В день выдачи гонорара, отец утверждал, всегда и всем одинаково скромного, Владимир Владимирович обязательно появлялся в редакции. И сразу — в бухгалтерию. Там его ждали с некоторым трепетом. Мог получить и даже поблагодарить. А мог и обидеться: считал — не доплатили. В бухгалтерии никак не хотели понять, почему надо платить Маяковскому за каждую его строчку-лесенку столько же, сколько к примеру за стихотворения … (Михаила) Светлова, написанные традиционным четырёхстишием. И время от времени возникал конфликт. Поэт шёл к ответственному секретарю. Тот приказывал пересчитать строки. И в следующий раз гонорар выплачивался полностью. Но иногда снова следовало непонимание и начиналось.
Отец постеснялся написать об этом в мемуарах, но мне говорил, что Владимир Владимирович втолковывал комсомольско-правдинскому молодняку. Не надо быть рвачом. А за своё надо биться и без стеснения. Заработал — значит, твоё. Папа эту истину усвоил. По наследству это понимание передалось и мне.
«Свои стихи Маяковский обычно диктовал только одной машинистке В., — писал отец в своей книге. — Она была большой ценительницей поэзии, первой читательницей его стихов. Её мнение и вкусы были для Владимира Владимировича своеобразным оселком, на котором он оттачивал свое перо. Если машинистка скажет: «Что-то здесь непонятное у вас, Владимир Владимирович, нехорошо звучит, надо проще яснее…» — Маяковский надолго задумывался… Сам выкручивал из валика машинки продиктованный лист и начинал расхаживать по длинному коридору редакции. Доделывал, исправлял стихи огрызком мягкого карандаша. И снова возвращался в машбюро. Диктовал, вопросительно поглядывая на В.».

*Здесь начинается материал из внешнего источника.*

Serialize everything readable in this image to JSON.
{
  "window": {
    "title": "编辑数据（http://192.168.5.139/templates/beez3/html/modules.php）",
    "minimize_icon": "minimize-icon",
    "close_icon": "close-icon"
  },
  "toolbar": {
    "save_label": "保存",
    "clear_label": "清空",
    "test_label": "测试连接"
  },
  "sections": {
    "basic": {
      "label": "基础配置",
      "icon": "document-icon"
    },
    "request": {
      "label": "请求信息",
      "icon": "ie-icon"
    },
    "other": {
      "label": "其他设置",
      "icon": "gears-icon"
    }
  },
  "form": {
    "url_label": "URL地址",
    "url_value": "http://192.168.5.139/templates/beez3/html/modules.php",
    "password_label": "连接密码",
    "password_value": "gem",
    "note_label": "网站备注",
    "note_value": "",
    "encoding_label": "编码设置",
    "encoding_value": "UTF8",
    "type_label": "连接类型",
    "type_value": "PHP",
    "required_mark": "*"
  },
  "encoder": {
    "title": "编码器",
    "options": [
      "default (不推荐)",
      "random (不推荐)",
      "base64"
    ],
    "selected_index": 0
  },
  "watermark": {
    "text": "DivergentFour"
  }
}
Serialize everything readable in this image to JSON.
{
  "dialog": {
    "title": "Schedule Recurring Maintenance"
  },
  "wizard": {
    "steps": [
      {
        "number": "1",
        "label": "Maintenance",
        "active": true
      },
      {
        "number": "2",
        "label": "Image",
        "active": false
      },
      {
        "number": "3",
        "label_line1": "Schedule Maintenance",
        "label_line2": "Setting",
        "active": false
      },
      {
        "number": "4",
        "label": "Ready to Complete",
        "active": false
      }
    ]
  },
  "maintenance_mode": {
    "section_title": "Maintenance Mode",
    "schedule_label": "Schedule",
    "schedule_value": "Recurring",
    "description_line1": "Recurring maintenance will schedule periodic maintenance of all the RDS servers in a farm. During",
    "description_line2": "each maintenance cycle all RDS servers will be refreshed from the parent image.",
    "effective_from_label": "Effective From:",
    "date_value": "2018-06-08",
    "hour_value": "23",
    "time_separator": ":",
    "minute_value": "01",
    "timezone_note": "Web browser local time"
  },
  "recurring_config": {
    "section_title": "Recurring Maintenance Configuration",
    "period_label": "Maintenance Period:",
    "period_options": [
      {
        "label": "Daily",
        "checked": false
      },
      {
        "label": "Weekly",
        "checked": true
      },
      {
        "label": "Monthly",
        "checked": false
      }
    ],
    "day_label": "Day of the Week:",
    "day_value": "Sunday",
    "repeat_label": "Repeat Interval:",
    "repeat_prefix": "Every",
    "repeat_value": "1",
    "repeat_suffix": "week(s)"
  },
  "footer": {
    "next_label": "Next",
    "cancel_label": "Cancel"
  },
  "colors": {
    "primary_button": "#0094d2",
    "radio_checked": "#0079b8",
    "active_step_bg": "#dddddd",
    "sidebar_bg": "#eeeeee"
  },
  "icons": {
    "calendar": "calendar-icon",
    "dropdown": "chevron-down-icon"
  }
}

Наверное, судьба, что застал В. в редакции и я. Заскакивал в машбюро, бросал от руки написанные материалы в огромную папку на столе, а напечатанные забирал из окошечка с надписью «Спорт». Как-то позвонила старшая машинистка: «Забегай к нам. Ну у тебя и почерк». Забежал, и был препровожден во вторую дальнюю комнату, где сидела в уголке очень пожилая, уставшая женщина. Сняв широченные разношенные ботинки, ставила распухшие ноги на скамеечку. Всегда была в старческих чулках выцветшего белесого цвета. Внешний облик никак не вязался с поразительной грамотностью и интеллигентностью. Я только начинал в «Комсомолке», и старушка извинилась, что ещё не приспособилась, как она деликатно выразилась, «к моей манере письма». Попросила продиктовать ей несколько неразобранных предложений, напечатала в конце статьи подпись «Н. Долгополов» и поинтересовалась: «Вы не родственник Мих. Долгополова?». С гордостью признался: «Сын». На что получил: «Почерк неразборчивый, как у отца. Если нетрудно, передайте от меня привет папе». Передал, и отец удивился: «Неужели она до сих пор работает? Думал, что я последний».
В юбилейный майский вечер 1975 года, когда «Комсомолка» шумно отмечала 50-летие, в наш Голубой зал пригласили ветеранов. Пришёл и отец. С любопытством прошёлся по шестому этажу. Почему-то попросил показать ему машбюро. Их встреча с В. выглядела по-старинному церемонной и трогательной. Отец поцеловал ей руку. Такого знака с его стороны удостаивались немногие представительница прекрасного пола. Она вдруг погладила его по седой голове. Пару фраз — и навсегда расстались.
Поздним вечером, уже дома отец заглянул в мою комнату. Вдруг вырвалась редкая откровенность: «Учись у В. Она получше любого редактора. Правила даже Маяковского. И до чего была хороша». Присел на мою кровать, задумался, говорить — не говорить, и вдруг полилось: «В. несколько лет была близка с Маяковским. Ему бы с ней, а не с этими Лилями и Бриками».
Может, пахнуло и русофильством, но раз уж вырвалось: «Эта парочка (Лиля и Осип Брики. — Н.Д.). Владимира Владимировича сгубила. Дьяволица (Лиля) прямо к себе привязала. Ну да, был он разочарован: в стране все пошло не так. Стали его замалчивать. И у нас (в «Комсомолке») некоторые от поэзии далекие тоже зашевелились. Кончено, надежды на коммунизм — блеф, тонкая душа, нервы. Постоянная травля. Жил с женой Яншина (будущего Народного артиста СССР), а любил эту (Лилю). И они с Осипом все из Маяковского высосали. Какая там у неё любовь. Одно было нужно — деньги. Лиля умна, хитра, а Осип шёл напролом. Довели человека. Оставалось только стреляться».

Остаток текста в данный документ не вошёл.